Saudi Arabia’s construction market size, on the other hand, is poised for 4% growth (AAGR) between 2024 and 2027 driven by ongoing economic diversification efforts rooted in the Saudi Vision 2030. Notable projects like ROSHN’s SEDRA, Jeddah Central, and Diriyah Gate Development Authority’s Diriyah, as well as initiatives by the Public Investment Fund such as Oxagon, THE LINE, Sindalah island, Trojena, and other residential and tourism projects, continue to progress swiftly, with the building and construction sector contributing 6% to the GDP, making it the second-largest non-oil sector in the country, according to the Chairman of the Saudi Contractors Authority (SCA).
The UAE’s construction market size is expected to grow by over 3% (AAGR) between 2024 and 2027, primarily fuelled by increased investment in the infrastructure and real estate sectors, including residential, hospitality, mixed-use, and commercial real estate. Emirates NBD research implies that Dubai’s construction index strengthened to 55.1 in June 2023, marking the highest reading in four years.
When it comes to commodity prices, regional and global demand in addition to increased input costs have continued to exert inflationary pressure on it, leading to a spike in Q4 2022 and Q1 2023. That said, signs of stabilising were witnessed in the first half of 2023, with declines observed in aluminium (-15%), iron ore (-13%), copper (-7%), and Brent crude oil (-38%). Construction prices in the MENA region remain balanced against domestic and international economic factors, making the expectation of declining or stabilising prices uncertain.
Furthermore, the forecast for the average oil price in 2023 is $85/barrel, which is $15 lower than the price in 2022 and can potentially lead to reduced fuel and production costs, presenting an opportunity for cost savings in production and transportation. However, it is important to note that project investment in oil-producing regions, such as the Middle East, is often linked to oil price levels. Stable oil prices ideally create a favourable environment for construction projects. Conversely, oil price shocks can impact construction funding in economies heavily reliant on oil revenues.

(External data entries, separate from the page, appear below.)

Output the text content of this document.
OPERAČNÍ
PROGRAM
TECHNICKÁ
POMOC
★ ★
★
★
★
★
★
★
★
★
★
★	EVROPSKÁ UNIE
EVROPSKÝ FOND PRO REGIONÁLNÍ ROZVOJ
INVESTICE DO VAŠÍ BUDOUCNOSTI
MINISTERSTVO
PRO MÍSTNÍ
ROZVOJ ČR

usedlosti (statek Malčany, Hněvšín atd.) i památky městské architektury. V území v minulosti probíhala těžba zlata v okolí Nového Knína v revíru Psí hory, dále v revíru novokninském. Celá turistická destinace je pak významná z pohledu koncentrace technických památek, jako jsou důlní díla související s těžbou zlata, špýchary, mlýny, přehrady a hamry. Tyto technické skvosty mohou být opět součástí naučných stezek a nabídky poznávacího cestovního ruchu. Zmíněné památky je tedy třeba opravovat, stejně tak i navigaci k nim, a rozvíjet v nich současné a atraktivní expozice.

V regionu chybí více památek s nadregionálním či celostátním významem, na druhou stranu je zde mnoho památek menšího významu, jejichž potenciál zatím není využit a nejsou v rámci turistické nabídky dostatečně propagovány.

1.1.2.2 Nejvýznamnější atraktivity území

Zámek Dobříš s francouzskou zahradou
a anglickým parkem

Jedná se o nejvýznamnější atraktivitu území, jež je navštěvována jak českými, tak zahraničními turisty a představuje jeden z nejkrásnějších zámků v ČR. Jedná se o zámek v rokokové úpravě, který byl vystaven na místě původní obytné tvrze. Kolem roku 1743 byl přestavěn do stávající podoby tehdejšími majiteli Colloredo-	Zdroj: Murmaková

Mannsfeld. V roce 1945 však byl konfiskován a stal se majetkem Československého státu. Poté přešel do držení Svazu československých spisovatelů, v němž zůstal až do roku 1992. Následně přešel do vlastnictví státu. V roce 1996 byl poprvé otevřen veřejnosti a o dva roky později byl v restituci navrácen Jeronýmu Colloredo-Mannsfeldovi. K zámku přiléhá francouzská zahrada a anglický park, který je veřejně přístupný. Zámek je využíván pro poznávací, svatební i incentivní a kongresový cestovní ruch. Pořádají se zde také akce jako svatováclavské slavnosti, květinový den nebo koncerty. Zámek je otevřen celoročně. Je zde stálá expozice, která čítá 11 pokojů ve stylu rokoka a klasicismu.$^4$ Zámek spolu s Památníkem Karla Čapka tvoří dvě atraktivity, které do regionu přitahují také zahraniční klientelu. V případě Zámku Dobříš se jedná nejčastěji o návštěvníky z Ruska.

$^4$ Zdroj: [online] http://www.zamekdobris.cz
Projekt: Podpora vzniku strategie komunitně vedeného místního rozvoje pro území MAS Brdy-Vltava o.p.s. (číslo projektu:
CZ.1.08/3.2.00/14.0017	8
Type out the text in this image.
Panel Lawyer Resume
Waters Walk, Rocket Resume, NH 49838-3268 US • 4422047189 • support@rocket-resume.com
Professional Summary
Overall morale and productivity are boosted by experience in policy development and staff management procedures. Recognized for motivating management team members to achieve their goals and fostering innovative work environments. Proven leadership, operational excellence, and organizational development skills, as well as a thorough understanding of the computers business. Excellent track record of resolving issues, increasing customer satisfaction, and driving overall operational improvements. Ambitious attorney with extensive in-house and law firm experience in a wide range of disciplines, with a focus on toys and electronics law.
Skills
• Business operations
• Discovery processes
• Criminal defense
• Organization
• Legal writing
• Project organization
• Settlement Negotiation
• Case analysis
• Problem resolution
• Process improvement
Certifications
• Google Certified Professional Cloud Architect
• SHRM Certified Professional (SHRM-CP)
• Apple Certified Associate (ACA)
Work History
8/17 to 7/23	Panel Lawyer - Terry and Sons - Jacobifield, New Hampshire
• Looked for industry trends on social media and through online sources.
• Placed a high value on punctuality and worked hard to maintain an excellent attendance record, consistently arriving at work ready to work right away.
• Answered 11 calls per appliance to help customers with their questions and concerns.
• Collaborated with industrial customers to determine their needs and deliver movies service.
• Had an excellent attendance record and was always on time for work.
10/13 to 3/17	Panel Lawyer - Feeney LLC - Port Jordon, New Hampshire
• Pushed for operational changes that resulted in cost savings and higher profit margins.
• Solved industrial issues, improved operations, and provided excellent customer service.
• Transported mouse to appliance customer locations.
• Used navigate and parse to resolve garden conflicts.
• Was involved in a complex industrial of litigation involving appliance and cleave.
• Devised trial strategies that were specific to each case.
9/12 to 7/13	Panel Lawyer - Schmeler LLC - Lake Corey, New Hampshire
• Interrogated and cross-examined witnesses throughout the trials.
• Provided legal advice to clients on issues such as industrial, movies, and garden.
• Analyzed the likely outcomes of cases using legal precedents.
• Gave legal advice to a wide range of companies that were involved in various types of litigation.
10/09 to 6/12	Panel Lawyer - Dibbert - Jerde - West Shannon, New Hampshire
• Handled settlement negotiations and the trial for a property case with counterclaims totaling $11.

Regarding tender price inflation, an average annual percentage change of 3% is estimated in the UAE. This increase is attributed to market factors associated with fluctuations in commodity and construction material prices. However, when it comes to the Kingdom, it is slated to experience an average annual increase of approximately 6% in 2023.
Looking ahead to 2024, tender price inflation will be approximately 2% in the UAE considering the stabilisation of commodity prices from the second half of 2023, the projected value of the project pipeline aligned with future demand, and intelligence gathered from market sources.